Remember the internal File.open()? This is what it looks
like on Windows:
pub fn open(path: &Path, opts: &OpenOptions) -> io::Result<File> {
let path = to_u16s(path)?;
let handle = unsafe {
c::CreateFileW(path.as_ptr(),
opts.get_access_mode()?,
opts.share_mode,
opts.security_attributes as *mut _,
opts.get_creation_mode()?,
opts.get_flags_and_attributes(),
ptr::null_mut())
};
if handle == c::INVALID_HANDLE_VALUE {
Err(Error::last_os_error())
} else {
Ok(File { handle: Handle::new(handle) })
}
}
CreateFileW() is the Windows API function to open files.

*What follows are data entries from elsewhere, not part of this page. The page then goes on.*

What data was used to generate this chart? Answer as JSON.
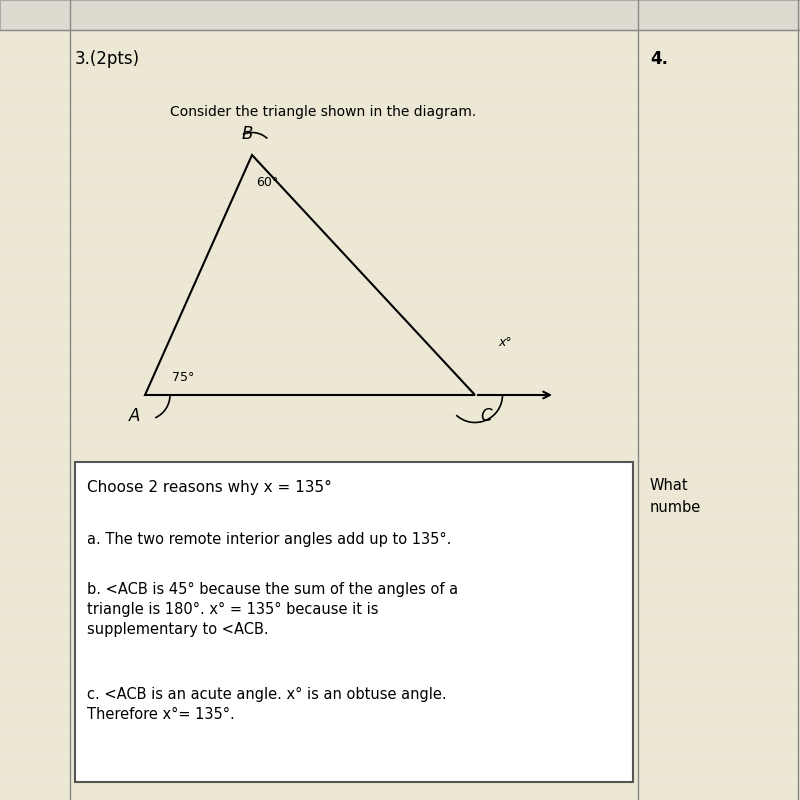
{
  "background_color": "#e8e8e0",
  "cell_bg": "#ece8d8",
  "white_bg": "#ffffff",
  "border_color": "#888888",
  "figsize": [
    8.0,
    8.0
  ],
  "dpi": 100,
  "question_number": "3.(2pts)",
  "question_number_2": "4.",
  "instruction": "Consider the triangle shown in the diagram.",
  "vertex_B_label": "B",
  "vertex_A_label": "A",
  "vertex_C_label": "C",
  "angle_B": "60°",
  "angle_A": "75°",
  "angle_x": "x°",
  "choose_text": "Choose 2 reasons why x = 135°",
  "answer_a": "a. The two remote interior angles add up to 135°.",
  "answer_b": "b. <ACB is 45° because the sum of the angles of a\ntriangle is 180°. x° = 135° because it is\nsupplementary to <ACB.",
  "answer_c": "c. <ACB is an acute angle. x° is an obtuse angle.\nTherefore x°= 135°.",
  "right_text_1": "What",
  "right_text_2": "numbe"
}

The
conversion of error codes inside Error::last_os_error() happens
analogously - it calls GetLastError() from the Windows API and
converts it.
Can we not call C libraries?
The Rust/Unix code above depends on the system's libc for open() and
errno, which are entirely C constructs. Libc is what actually does
the system calls. There are efforts to make the Rust standard library
not use libc and use syscalls directly.
As an example, you can look at the Rust standard library for Redox. Redox is a new operating system kernel entirely written in Rust. Fun times!
Update: If you want to see what a C-less libstd would look like, take a look at steed, an effort to reimplement Rust's libstd without C dependencies.
Conclusion
Rust is very meticulous about error handling, but it succeeds in
making it pleasant to read. I/O functions give you back an
io::Result<>, which you piece apart to see if it succeeded or got an
error.
Internally, and for each platform it supports, the Rust standard
library translates errno from libc into an io::ErrorKind Rust
enum. The standard library also automatically handles Unix-isms like
retrying operations on EINTR.
I've been enjoying reading the Rust standard library code: it
has taught me many Rust-isms, and it's nice to see how the
hairy/historical libc constructs are translated into clean Rust
idioms. I hope this little trip down the rabbit hole for the
open(2) system call lets you look in other interesting places, too.